Just as post-punk music had become post-modernist, street fashions appropriated second hand and retro clothing.

You shopped in second-hand stores. You wore coats and trousers with cuffs. You avoided labels and marques. It was a proto-No Logo movement.

Oxfam chic was everywhere, at least in London. In Brisbane, it was to become Salvo chic.

While Grant always maintained a casual elegance, Robert identified with the suits.

He never quite managed to look like a businessman. Instead, he hinted more at the colonial man of leisure, a Somerset Maugham or Graham Greene striding up the stairs of Raffles in Singapore in search of his first gin and tonic of the day.


That Andy Warhol Persona

The Go-Betweens were always heavily influenced by the Velvet Underground, at least musically.

However, one way or another, exposure to the Velvets meant exposure to Andy Warhol as well.

If the Velvets were to be a musical inspiration, then Warhol was to be the source of some of the Go-Betweens’ visual style.

For a time, Robert mimicked Warhol’s silver grey hair colour, apparently adding age to the seriousness of his demeanour.

He was creating an authorial presence separately from his music and lyrics.


That Dandy from Down Under

The clothes and the persona meant that Robert had embarked on another journey away from the social and cultural confines of Brisbane.

The man himself was becoming a fabrication, a construct, a work of art, not just on stage, but on the street as well.

The visual persona was a conscious attempt to define not just a “look”, but a sense of perfection.

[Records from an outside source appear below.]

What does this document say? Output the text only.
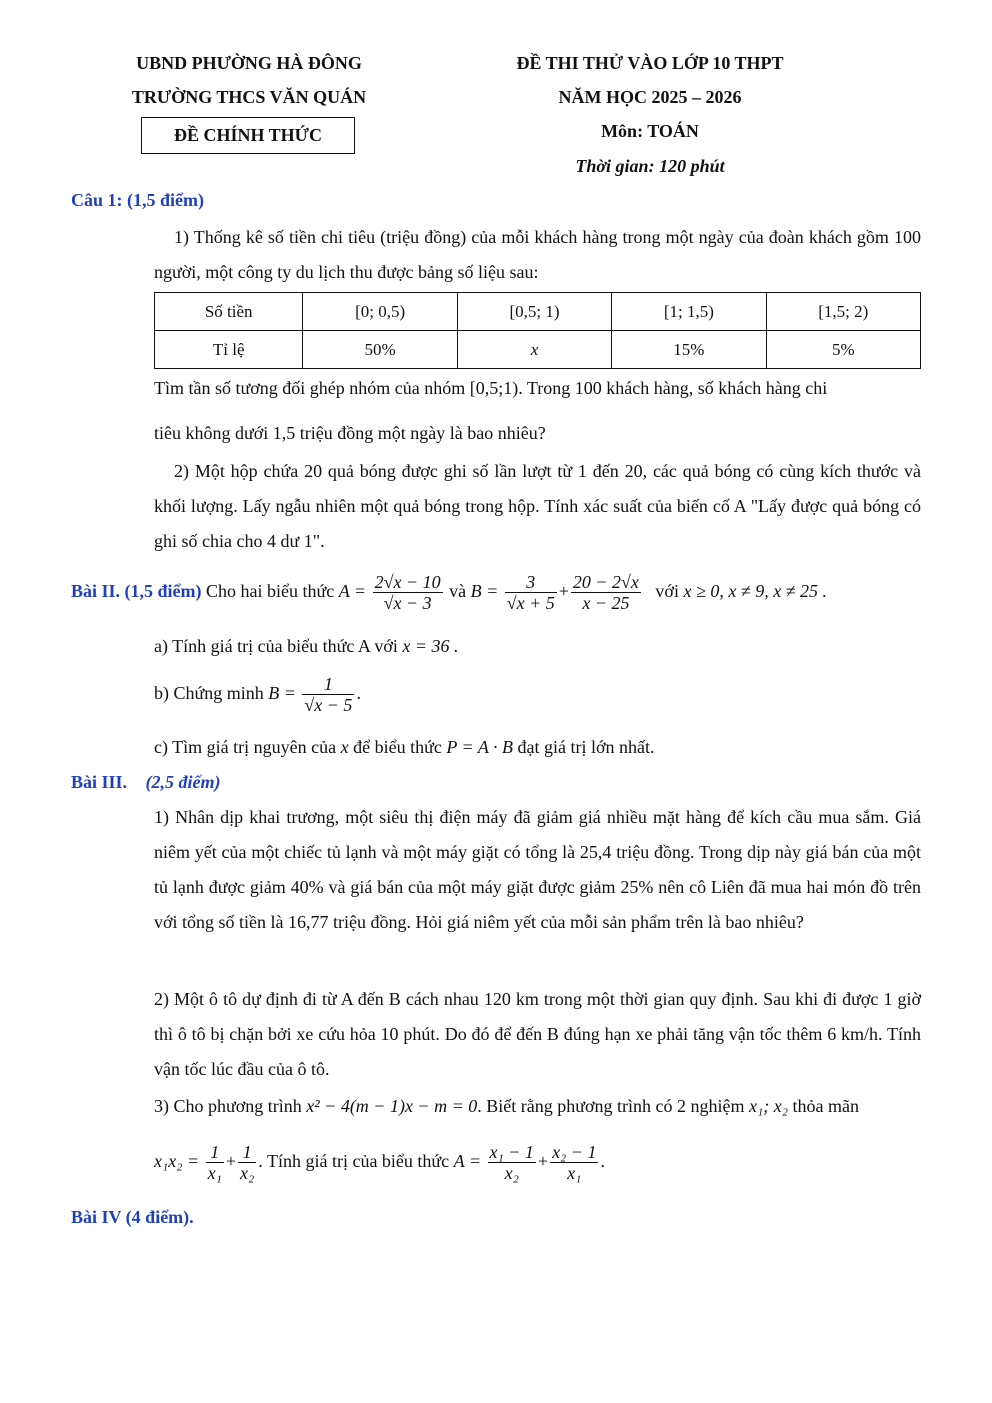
UBND PHƯỜNG HÀ ĐÔNG
TRƯỜNG THCS VĂN QUÁN
ĐỀ CHÍNH THỨC
ĐỀ THI THỬ VÀO LỚP 10 THPT
NĂM HỌC 2025 – 2026
Môn: TOÁN
Thời gian: 120 phút
Câu 1: (1,5 điểm)
1) Thống kê số tiền chi tiêu (triệu đồng) của mỗi khách hàng trong một ngày của đoàn khách gồm 100 người, một công ty du lịch thu được bảng số liệu sau:
Số tiền	[0; 0,5)	[0,5; 1)	[1; 1,5)	[1,5; 2)
Tỉ lệ	50%	x	15%	5%
Tìm tần số tương đối ghép nhóm của nhóm [0,5;1). Trong 100 khách hàng, số khách hàng chi
tiêu không dưới 1,5 triệu đồng một ngày là bao nhiêu?
2) Một hộp chứa 20 quả bóng được ghi số lần lượt từ 1 đến 20, các quả bóng có cùng kích thước và khối lượng. Lấy ngẫu nhiên một quả bóng trong hộp. Tính xác suất của biến cố A "Lấy được quả bóng có ghi số chia cho 4 dư 1".
Bài II. (1,5 điểm) Cho hai biểu thức $A = \frac{2√x - 10}{√x - 3}$ và $B = \frac{3}{√x + 5} + \frac{20 - 2√x}{x - 25}$ với x ≥ 0, x ≠ 9, x ≠ 25 .
a) Tính giá trị của biểu thức A với x = 36 .
b) Chứng minh $B = \frac{1}{√x - 5}$ .
c) Tìm giá trị nguyên của x để biểu thức P = A · B đạt giá trị lớn nhất.
Bài III. (2,5 điểm)
1) Nhân dịp khai trương, một siêu thị điện máy đã giảm giá nhiều mặt hàng để kích cầu mua sắm. Giá niêm yết của một chiếc tủ lạnh và một máy giặt có tổng là 25,4 triệu đồng. Trong dịp này giá bán của một tủ lạnh được giảm 40% và giá bán của một máy giặt được giảm 25% nên cô Liên đã mua hai món đồ trên với tổng số tiền là 16,77 triệu đồng. Hỏi giá niêm yết của mỗi sản phẩm trên là bao nhiêu?
2) Một ô tô dự định đi từ A đến B cách nhau 120 km trong một thời gian quy định. Sau khi đi được 1 giờ thì ô tô bị chặn bởi xe cứu hỏa 10 phút. Do đó để đến B đúng hạn xe phải tăng vận tốc thêm 6 km/h. Tính vận tốc lúc đầu của ô tô.
3) Cho phương trình x² − 4(m − 1)x − m = 0. Biết rằng phương trình có 2 nghiệm x₁; x₂ thỏa mãn
$x_1x_2 = \frac{1}{\text{x₁}} + \frac{1}{\text{x₂}}$ . Tính giá trị của biểu thức $A = \frac{\text{x₁ − 1}}{\text{x₂}} + \frac{\text{x₂ − 1}}{\text{x₁}}$ .
Bài IV (4 điểm).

The self-referentialism of the Go-Betweens had become a self-infatuation.

Although Robert started wearing dresses in private and public, it wasn’t necessarily sexual, it stopped short of gay. It was an attempt by a Brisbane boy to live life as art.

Unfortunately, it was a strategy that would be trapped in its own artifice. It was an affectation, evidence that Robert’s vanity was pushing too hard.

He was no longer just an upstart. He was becoming a poseur, a dandy, a latter day Beau Brummell.

This social style is still quite unfamiliar to most people, including those in the music scene.

In the form of camp, it might be more familiar in theatre, film and comedy, which are more tolerant of artifice.

However, it’s more difficult to get away with it in the audience for indie-oriented rock music.

If it’s difficult anywhere in the world, it’s even more difficult in Australia and Brisbane.




Here, we have finely-tuned bullshit detectors that can spot pretension at 40 paces. We are deeply suspicious of anything that doesn’t appear to be authentic.

If Robert wasn’t careful, this preoccupation with self could come across as superior and condescending to those around him.

There was too much risk that the former private school boy might be construed as a snob.


Those Striped Sunlight Disciples

The Go-Betweens quickly generated an informal fan club, some of whom would form bands that copied and in some cases bettered the Go-Betweens sound (e.g., the Four Gods).

These fans were sensitive new age guys, even before the term had been invented.

They studied creative design or architecture. They were influenced by movements from around the world and they dreamed of leaving Brisbane and exploring that world.

The example of the Go-Betweens showed that you could dream these dreams and that they could take you overseas, even if commercial success still managed to elude you.


The Quest for Fame and Fortune

Robert and Grant were role models that encouraged another generation to create, when everywhere else you looked Brisbane seemed to be a teenage wasteland.

Nevertheless, the existence of the disciples validated and perpetuated the myths that the Go-Betweens had generated themselves.

Because someone believed them, they continued to believe their own publicity.

They never had to do a reality check and adjust the controls in their quest for fame and fortune.

Ultimately, their real quest was fame and fortune, not music.

Music was just the vehicle for achieving a more important goal.

Despite the quality of their music, they might have failed in their real quest, perhaps because they tried too hard.

Their music was precious, but ultimately its makers were a little too precious in how they went about achieving their goals.